No it doesn't have any kernel side bugs, because sscanf isn't a kernel call to begin with.

Most probably you are causing an invalid memory access detection when trying to write data (buffer2[0]) into 0x00000038 ('8') - i.e. element 0x38 of page 0 (a.k.a. the null- or nil-page) that is usually considered to be inaccessible, but this should crash your application, not the OS. Unless when saying OS crashed while refering to "crash within an OS shipped library".


----------



## monkeyboy (Jan 5, 2012)

No the OP is saying that he is crashing the kernel since that piece of code is in his driver.

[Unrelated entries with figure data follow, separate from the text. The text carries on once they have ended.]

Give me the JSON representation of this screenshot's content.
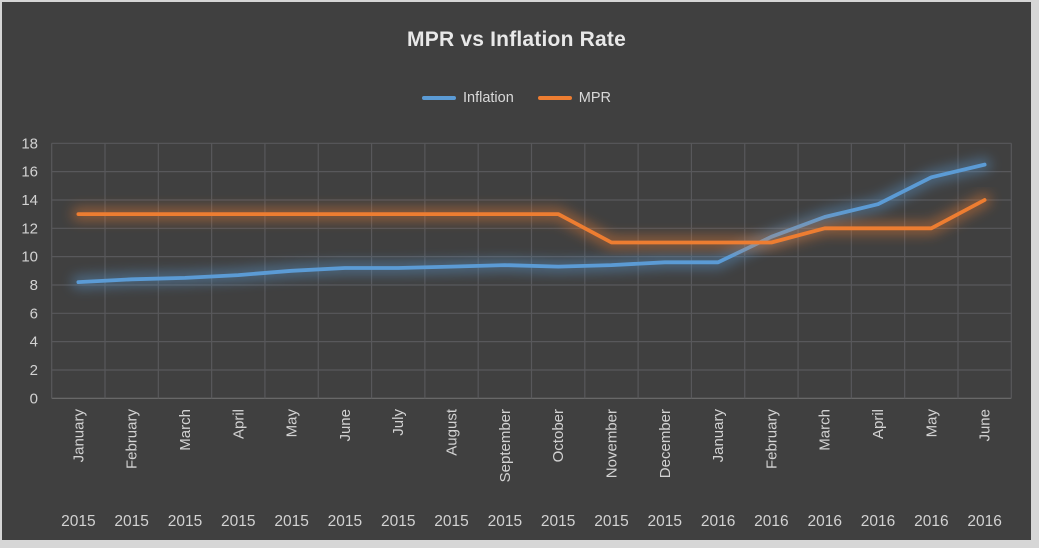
{
  "chart_data": {
    "type": "line",
    "title": "MPR vs Inflation Rate",
    "legend_position": "top",
    "grid": true,
    "ylim": [
      0,
      18
    ],
    "y_ticks": [
      0,
      2,
      4,
      6,
      8,
      10,
      12,
      14,
      16,
      18
    ],
    "categories": [
      {
        "month": "January",
        "year": "2015"
      },
      {
        "month": "February",
        "year": "2015"
      },
      {
        "month": "March",
        "year": "2015"
      },
      {
        "month": "April",
        "year": "2015"
      },
      {
        "month": "May",
        "year": "2015"
      },
      {
        "month": "June",
        "year": "2015"
      },
      {
        "month": "July",
        "year": "2015"
      },
      {
        "month": "August",
        "year": "2015"
      },
      {
        "month": "September",
        "year": "2015"
      },
      {
        "month": "October",
        "year": "2015"
      },
      {
        "month": "November",
        "year": "2015"
      },
      {
        "month": "December",
        "year": "2015"
      },
      {
        "month": "January",
        "year": "2016"
      },
      {
        "month": "February",
        "year": "2016"
      },
      {
        "month": "March",
        "year": "2016"
      },
      {
        "month": "April",
        "year": "2016"
      },
      {
        "month": "May",
        "year": "2016"
      },
      {
        "month": "June",
        "year": "2016"
      }
    ],
    "series": [
      {
        "name": "Inflation",
        "color": "#5B9BD5",
        "values": [
          8.2,
          8.4,
          8.5,
          8.7,
          9.0,
          9.2,
          9.2,
          9.3,
          9.4,
          9.3,
          9.4,
          9.6,
          9.6,
          11.4,
          12.8,
          13.7,
          15.6,
          16.5
        ]
      },
      {
        "name": "MPR",
        "color": "#ED7D31",
        "values": [
          13,
          13,
          13,
          13,
          13,
          13,
          13,
          13,
          13,
          13,
          11,
          11,
          11,
          11,
          12,
          12,
          12,
          14
        ]
      }
    ]
  },
  "colors": {
    "page_background": "#D6D6D6",
    "panel_background": "#404040",
    "gridline": "#58585B",
    "axis_line": "#6E6E6E",
    "tick_text": "#D2D2D2",
    "title_text": "#E8E8E8",
    "legend_text": "#D9D9D9"
  }
}
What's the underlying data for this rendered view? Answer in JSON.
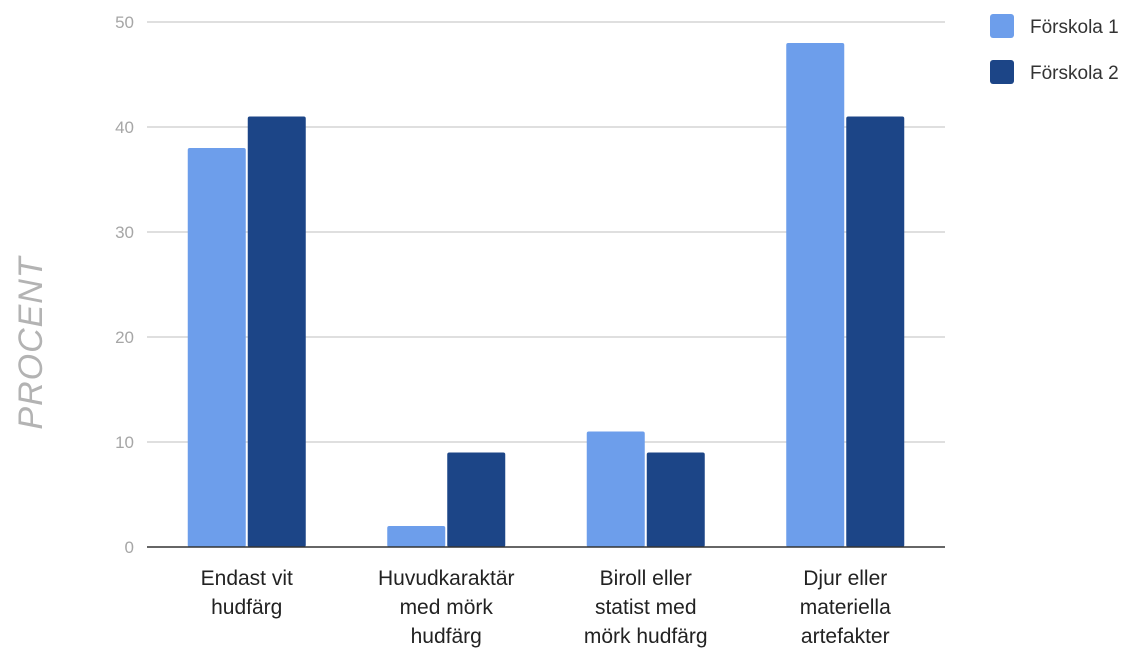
{
  "chart_data": {
    "type": "bar",
    "categories": [
      [
        "Endast vit",
        "hudfärg"
      ],
      [
        "Huvudkaraktär",
        "med mörk",
        "hudfärg"
      ],
      [
        "Biroll eller",
        "statist med",
        "mörk hudfärg"
      ],
      [
        "Djur eller",
        "materiella",
        "artefakter"
      ]
    ],
    "series": [
      {
        "name": "Förskola 1",
        "values": [
          38,
          2,
          11,
          48
        ],
        "color": "#6d9eeb"
      },
      {
        "name": "Förskola 2",
        "values": [
          41,
          9,
          9,
          41
        ],
        "color": "#1c4587"
      }
    ],
    "title": "",
    "xlabel": "",
    "ylabel": "PROCENT",
    "ylim": [
      0,
      50
    ],
    "yticks": [
      0,
      10,
      20,
      30,
      40,
      50
    ],
    "grid": true,
    "legend_position": "top-right"
  }
}
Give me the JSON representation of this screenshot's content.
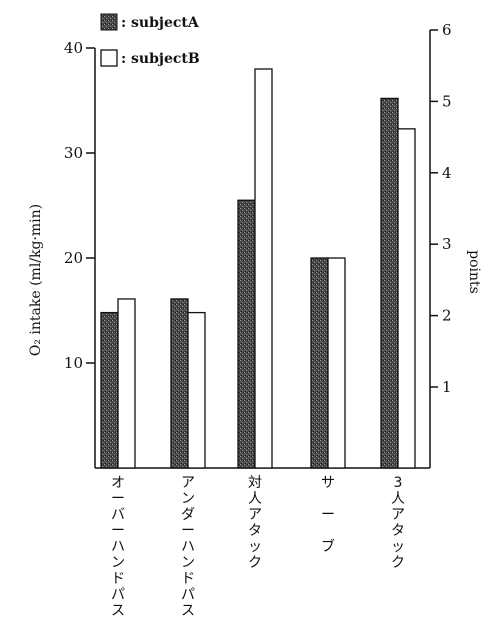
{
  "chart_data": {
    "type": "bar",
    "categories": [
      "オーバーハンドパス",
      "アンダーハンドパス",
      "対人アタック",
      "サ ー ブ",
      "3人アタック"
    ],
    "series": [
      {
        "name": "subjectA",
        "legend_label": ": subjectA",
        "color": "#3c3c3c",
        "pattern": "stipple-dark",
        "values": [
          14.8,
          16.1,
          25.5,
          20.0,
          35.2
        ]
      },
      {
        "name": "subjectB",
        "legend_label": ": subjectB",
        "color": "#ffffff",
        "pattern": "none",
        "values": [
          16.1,
          14.8,
          38.0,
          20.0,
          32.3
        ]
      }
    ],
    "ylabel": "O₂   intake (ml/kg·min)",
    "ylim": [
      0,
      40
    ],
    "yticks": [
      "10",
      "20",
      "30",
      "40"
    ],
    "y2label": "points",
    "y2lim": [
      1,
      6
    ],
    "y2ticks": [
      "1",
      "2",
      "3",
      "4",
      "5",
      "6"
    ],
    "grid": false,
    "legend_position": "top-left"
  }
}
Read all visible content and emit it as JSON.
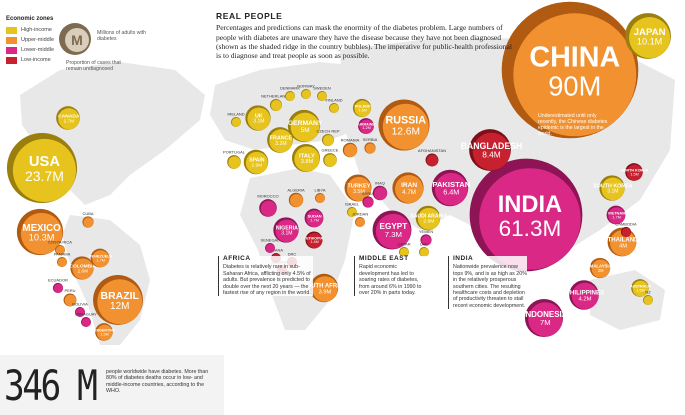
{
  "legend": {
    "title": "Economic zones",
    "zones": [
      {
        "label": "High-income",
        "color": "#e7c31d"
      },
      {
        "label": "Upper-middle",
        "color": "#f1912f"
      },
      {
        "label": "Lower-middle",
        "color": "#d92886"
      },
      {
        "label": "Low-income",
        "color": "#c7202f"
      }
    ],
    "bubble_letter": "M",
    "bubble_desc": "Millions of adults with diabetes",
    "undiag_desc": "Proportion of cases that remain undiagnosed"
  },
  "intro": {
    "heading": "REAL PEOPLE",
    "text": "Percentages and predictions can mask the enormity of the diabetes problem. Large numbers of people with diabetes are unaware they have the disease because they have not been diagnosed (shown as the shaded ridge in the country bubbles). The imperative for public-health professional is to diagnose and treat people as soon as possible."
  },
  "china_note": "Underestimated until only recently, the Chinese diabetes epidemic is the largest in the world.",
  "boxes": {
    "africa": {
      "heading": "AFRICA",
      "text": "Diabetes is relatively rare in sub-Saharan Africa, afflicting only 4.5% of adults. But prevalence is predicted to double over the next 20 years — the fastest rise of any region in the world."
    },
    "middle_east": {
      "heading": "MIDDLE EAST",
      "text": "Rapid economic development has led to soaring rates of diabetes, from around 6% in 1990 to over 20% in parts today."
    },
    "india": {
      "heading": "INDIA",
      "text": "Nationwide prevalence now tops 9%, and is as high as 20% in the relatively prosperous southern cities. The resulting healthcare costs and depletion of productivity threaten to stall recent economic development."
    }
  },
  "total": {
    "value": "346 M",
    "text": "people worldwide have diabetes. More than 80% of diabetes deaths occur in low- and middle-income countries, according to the WHO."
  },
  "chart_data": {
    "type": "bubble-map",
    "title": "REAL PEOPLE",
    "unit": "Millions of adults with diabetes",
    "series": [
      {
        "name": "USA",
        "value": "23.7M",
        "millions": 23.7,
        "zone": "high"
      },
      {
        "name": "Canada",
        "value": "2.7M",
        "millions": 2.7,
        "zone": "high"
      },
      {
        "name": "Mexico",
        "value": "10.3M",
        "millions": 10.3,
        "zone": "upper"
      },
      {
        "name": "Cuba",
        "value": "",
        "millions": 0.6,
        "zone": "upper"
      },
      {
        "name": "Costa Rica",
        "value": "",
        "millions": 0.3,
        "zone": "upper"
      },
      {
        "name": "Panama",
        "value": "",
        "millions": 0.2,
        "zone": "upper"
      },
      {
        "name": "Colombia",
        "value": "2.6M",
        "millions": 2.6,
        "zone": "upper"
      },
      {
        "name": "Venezuela",
        "value": "1.7M",
        "millions": 1.7,
        "zone": "upper"
      },
      {
        "name": "Ecuador",
        "value": "",
        "millions": 0.5,
        "zone": "lower"
      },
      {
        "name": "Peru",
        "value": "",
        "millions": 0.8,
        "zone": "upper"
      },
      {
        "name": "Bolivia",
        "value": "",
        "millions": 0.3,
        "zone": "lower"
      },
      {
        "name": "Paraguay",
        "value": "",
        "millions": 0.3,
        "zone": "lower"
      },
      {
        "name": "Argentina",
        "value": "1.5M",
        "millions": 1.5,
        "zone": "upper"
      },
      {
        "name": "Brazil",
        "value": "12M",
        "millions": 12.0,
        "zone": "upper"
      },
      {
        "name": "Ireland",
        "value": "",
        "millions": 0.2,
        "zone": "high"
      },
      {
        "name": "UK",
        "value": "3.1M",
        "millions": 3.1,
        "zone": "high"
      },
      {
        "name": "Netherlands",
        "value": "",
        "millions": 0.7,
        "zone": "high"
      },
      {
        "name": "Denmark",
        "value": "",
        "millions": 0.3,
        "zone": "high"
      },
      {
        "name": "Norway",
        "value": "",
        "millions": 0.2,
        "zone": "high"
      },
      {
        "name": "Sweden",
        "value": "",
        "millions": 0.4,
        "zone": "high"
      },
      {
        "name": "Finland",
        "value": "",
        "millions": 0.3,
        "zone": "high"
      },
      {
        "name": "Germany",
        "value": "5M",
        "millions": 5.0,
        "zone": "high"
      },
      {
        "name": "Poland",
        "value": "1.6M",
        "millions": 1.6,
        "zone": "high"
      },
      {
        "name": "France",
        "value": "3.2M",
        "millions": 3.2,
        "zone": "high"
      },
      {
        "name": "Spain",
        "value": "2.9M",
        "millions": 2.9,
        "zone": "high"
      },
      {
        "name": "Portugal",
        "value": "",
        "millions": 0.9,
        "zone": "high"
      },
      {
        "name": "Italy",
        "value": "3.8M",
        "millions": 3.8,
        "zone": "high"
      },
      {
        "name": "Czech Rep",
        "value": "",
        "millions": 0.7,
        "zone": "high"
      },
      {
        "name": "Greece",
        "value": "",
        "millions": 0.9,
        "zone": "high"
      },
      {
        "name": "Ukraine",
        "value": "1.2M",
        "millions": 1.2,
        "zone": "lower"
      },
      {
        "name": "Romania",
        "value": "",
        "millions": 1.0,
        "zone": "upper"
      },
      {
        "name": "Serbia",
        "value": "",
        "millions": 0.6,
        "zone": "upper"
      },
      {
        "name": "Russia",
        "value": "12.6M",
        "millions": 12.6,
        "zone": "upper"
      },
      {
        "name": "Turkey",
        "value": "3.5M",
        "millions": 3.5,
        "zone": "upper"
      },
      {
        "name": "Syria",
        "value": "",
        "millions": 0.6,
        "zone": "lower"
      },
      {
        "name": "Iraq",
        "value": "",
        "millions": 1.0,
        "zone": "lower"
      },
      {
        "name": "Iran",
        "value": "4.7M",
        "millions": 4.7,
        "zone": "upper"
      },
      {
        "name": "Afghanistan",
        "value": "",
        "millions": 0.8,
        "zone": "low"
      },
      {
        "name": "Pakistan",
        "value": "6.4M",
        "millions": 6.4,
        "zone": "lower"
      },
      {
        "name": "Bangladesh",
        "value": "8.4M",
        "millions": 8.4,
        "zone": "low"
      },
      {
        "name": "Israel",
        "value": "",
        "millions": 0.4,
        "zone": "high"
      },
      {
        "name": "Jordan",
        "value": "",
        "millions": 0.3,
        "zone": "upper"
      },
      {
        "name": "Egypt",
        "value": "7.3M",
        "millions": 7.3,
        "zone": "lower"
      },
      {
        "name": "Saudi Arabia",
        "value": "2.9M",
        "millions": 2.9,
        "zone": "high"
      },
      {
        "name": "Yemen",
        "value": "",
        "millions": 0.6,
        "zone": "lower"
      },
      {
        "name": "Qatar",
        "value": "",
        "millions": 0.2,
        "zone": "high"
      },
      {
        "name": "UAE",
        "value": "",
        "millions": 0.4,
        "zone": "high"
      },
      {
        "name": "Morocco",
        "value": "",
        "millions": 1.5,
        "zone": "lower"
      },
      {
        "name": "Algeria",
        "value": "",
        "millions": 1.0,
        "zone": "upper"
      },
      {
        "name": "Libya",
        "value": "",
        "millions": 0.3,
        "zone": "upper"
      },
      {
        "name": "Sudan",
        "value": "1.7M",
        "millions": 1.7,
        "zone": "lower"
      },
      {
        "name": "Nigeria",
        "value": "3.1M",
        "millions": 3.1,
        "zone": "lower"
      },
      {
        "name": "Senegal",
        "value": "",
        "millions": 0.2,
        "zone": "lower"
      },
      {
        "name": "Ghana",
        "value": "",
        "millions": 0.4,
        "zone": "low"
      },
      {
        "name": "Ethiopia",
        "value": "1.4M",
        "millions": 1.4,
        "zone": "low"
      },
      {
        "name": "DRC",
        "value": "",
        "millions": 0.5,
        "zone": "low"
      },
      {
        "name": "Zimbabwe",
        "value": "",
        "millions": 0.3,
        "zone": "low"
      },
      {
        "name": "South Africa",
        "value": "3.9M",
        "millions": 3.9,
        "zone": "upper"
      },
      {
        "name": "India",
        "value": "61.3M",
        "millions": 61.3,
        "zone": "lower"
      },
      {
        "name": "China",
        "value": "90M",
        "millions": 90.0,
        "zone": "upper"
      },
      {
        "name": "Japan",
        "value": "10.1M",
        "millions": 10.1,
        "zone": "high"
      },
      {
        "name": "North Korea",
        "value": "1.5M",
        "millions": 1.5,
        "zone": "low"
      },
      {
        "name": "South Korea",
        "value": "3.1M",
        "millions": 3.1,
        "zone": "high"
      },
      {
        "name": "Vietnam",
        "value": "1.7M",
        "millions": 1.7,
        "zone": "lower"
      },
      {
        "name": "Cambodia",
        "value": "",
        "millions": 0.5,
        "zone": "low"
      },
      {
        "name": "Thailand",
        "value": "4M",
        "millions": 4.0,
        "zone": "upper"
      },
      {
        "name": "Malaysia",
        "value": "2M",
        "millions": 2.0,
        "zone": "upper"
      },
      {
        "name": "Philippines",
        "value": "4.2M",
        "millions": 4.2,
        "zone": "lower"
      },
      {
        "name": "Indonesia",
        "value": "7M",
        "millions": 7.0,
        "zone": "lower"
      },
      {
        "name": "Australia",
        "value": "1.5M",
        "millions": 1.5,
        "zone": "high"
      },
      {
        "name": "NZ",
        "value": "",
        "millions": 0.3,
        "zone": "high"
      }
    ]
  }
}
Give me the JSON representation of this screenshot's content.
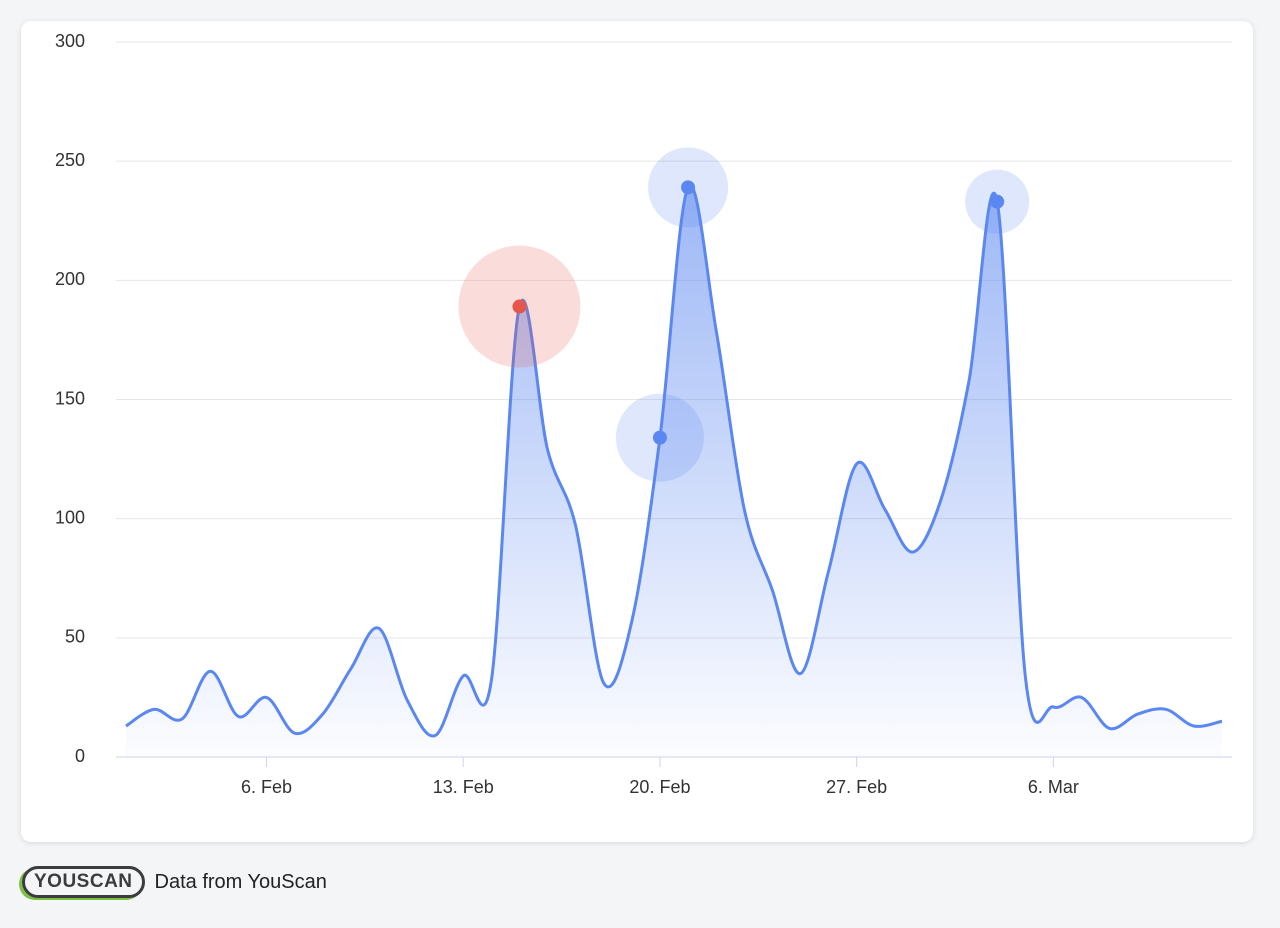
{
  "chart_data": {
    "type": "area",
    "categories": [
      null,
      null,
      null,
      null,
      null,
      "6. Feb",
      null,
      null,
      null,
      null,
      null,
      null,
      "13. Feb",
      null,
      null,
      null,
      null,
      null,
      null,
      "20. Feb",
      null,
      null,
      null,
      null,
      null,
      null,
      "27. Feb",
      null,
      null,
      null,
      null,
      null,
      null,
      "6. Mar",
      null,
      null,
      null,
      null,
      null,
      null
    ],
    "values": [
      13,
      20,
      16,
      36,
      17,
      25,
      10,
      18,
      37,
      54,
      24,
      9,
      34,
      32,
      189,
      129,
      97,
      31,
      57,
      134,
      239,
      179,
      104,
      70,
      35,
      78,
      123,
      104,
      86,
      108,
      158,
      233,
      34,
      21,
      25,
      12,
      18,
      20,
      13,
      15
    ],
    "color": "#5b87f0",
    "highlights": [
      {
        "index": 14,
        "color": "#e4574a"
      },
      {
        "index": 19,
        "color": "#5b87f0"
      },
      {
        "index": 20,
        "color": "#5b87f0"
      },
      {
        "index": 31,
        "color": "#5b87f0"
      }
    ],
    "ylim": [
      0,
      300
    ],
    "yticks": [
      0,
      50,
      100,
      150,
      200,
      250,
      300
    ],
    "grid": true
  },
  "footer": {
    "logo": "YOUSCAN",
    "text": "Data from YouScan"
  }
}
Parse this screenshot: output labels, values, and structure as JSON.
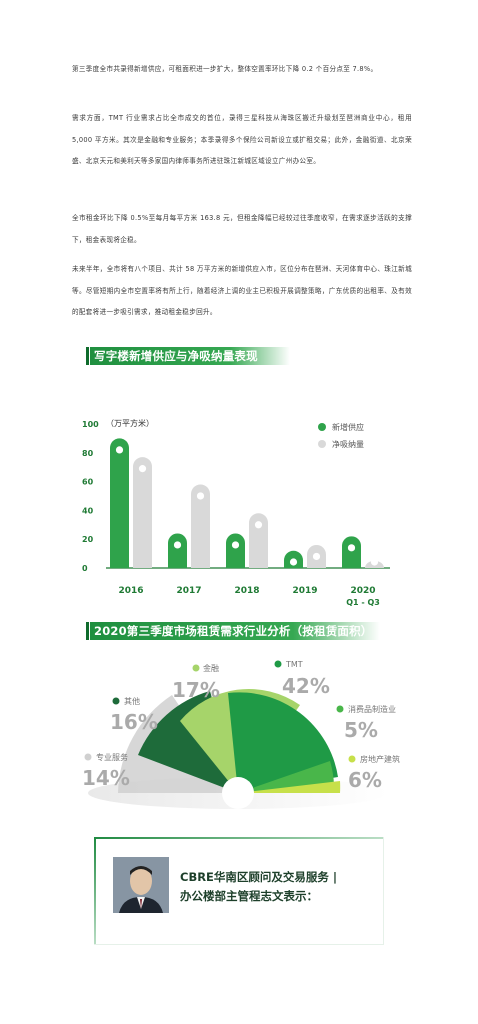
{
  "article": {
    "paragraphs": [
      "第三季度全市共录得新增供应，可租面积进一步扩大，整体空置率环比下降 0.2 个百分点至 7.8%。",
      "需求方面，TMT 行业需求占比全市成交的首位，录得三星科技从海珠区搬迁升级划至琶洲商业中心，租用 5,000 平方米。其次是金融和专业服务；本季录得多个保险公司新设立或扩租交易；此外，金融街道、北京荣盛、北京天元和美利天等多家国内律师事务所进驻珠江新城区域设立广州办公室。",
      "全市租金环比下降 0.5%至每月每平方米 163.8 元，但租金降幅已经较过往季度收窄，在需求逐步活跃的支撑下，租金表现将企稳。",
      "未来半年，全市将有八个项目、共计 58 万平方米的新增供应入市，区位分布在琶洲、天河体育中心、珠江新城等。尽管短期内全市空置率将有所上行，随着经济上调的业主已积极开展调整策略，广东优质的出租率、及有效的配套将进一步吸引需求，推动租金稳步回升。"
    ]
  },
  "chart1": {
    "title": "写字楼新增供应与净吸纳量表现",
    "unit_label": "（万平方米）",
    "legend": [
      "新增供应",
      "净吸纳量"
    ],
    "colors": {
      "supply": "#2fa34b",
      "absorb": "#d9d9d9",
      "axis": "#1f7a34"
    },
    "yticks": [
      "100",
      "80",
      "60",
      "40",
      "20",
      "0"
    ],
    "categories": [
      "2016",
      "2017",
      "2018",
      "2019",
      "2020"
    ],
    "category_sub": [
      "",
      "",
      "",
      "",
      "Q1 - Q3"
    ],
    "series": [
      {
        "name": "新增供应",
        "values": [
          90,
          24,
          24,
          12,
          22
        ]
      },
      {
        "name": "净吸纳量",
        "values": [
          77,
          58,
          38,
          16,
          5
        ]
      }
    ],
    "ylim": [
      0,
      100
    ]
  },
  "chart2": {
    "title": "2020第三季度市场租赁需求行业分析（按租赁面积）",
    "items": [
      {
        "name": "TMT",
        "pct": "42%",
        "color": "#1f9a46"
      },
      {
        "name": "金融",
        "pct": "17%",
        "color": "#a6d46a"
      },
      {
        "name": "其他",
        "pct": "16%",
        "color": "#1e6b3a"
      },
      {
        "name": "专业服务",
        "pct": "14%",
        "color": "#d0d0d0"
      },
      {
        "name": "消费品制造业",
        "pct": "5%",
        "color": "#49b64a"
      },
      {
        "name": "房地产建筑",
        "pct": "6%",
        "color": "#c7e04a"
      }
    ]
  },
  "chart_data": {
    "type": "bar",
    "title": "写字楼新增供应与净吸纳量表现",
    "ylabel": "（万平方米）",
    "categories": [
      "2016",
      "2017",
      "2018",
      "2019",
      "2020 Q1 - Q3"
    ],
    "series": [
      {
        "name": "新增供应",
        "values": [
          90,
          24,
          24,
          12,
          22
        ]
      },
      {
        "name": "净吸纳量",
        "values": [
          77,
          58,
          38,
          16,
          5
        ]
      }
    ],
    "ylim": [
      0,
      100
    ]
  },
  "quote": {
    "line1": "CBRE华南区顾问及交易服务 |",
    "line2": "办公楼部主管程志文表示："
  }
}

But you are right that usage of sscanf is faulty, by handling '8' to sscanf as a pointer to a char. BTW it never used to be ok to use stdio C library routines in the kernel. Maybe sscanf is ok, but certainly not as written.


----------



## Crivens (Jan 5, 2012)

It may very well crash the kernel because the code is simply and plainly buggy.

The scan functions take pointers as their vararg parameters, so the '8' better be a valid address to write to, because that is what sscanf is going to do. 

Maybe this will be settled in the fastest way possible when the OP simply says what he wants to achive. The answer is most likely 1 to 2 lines.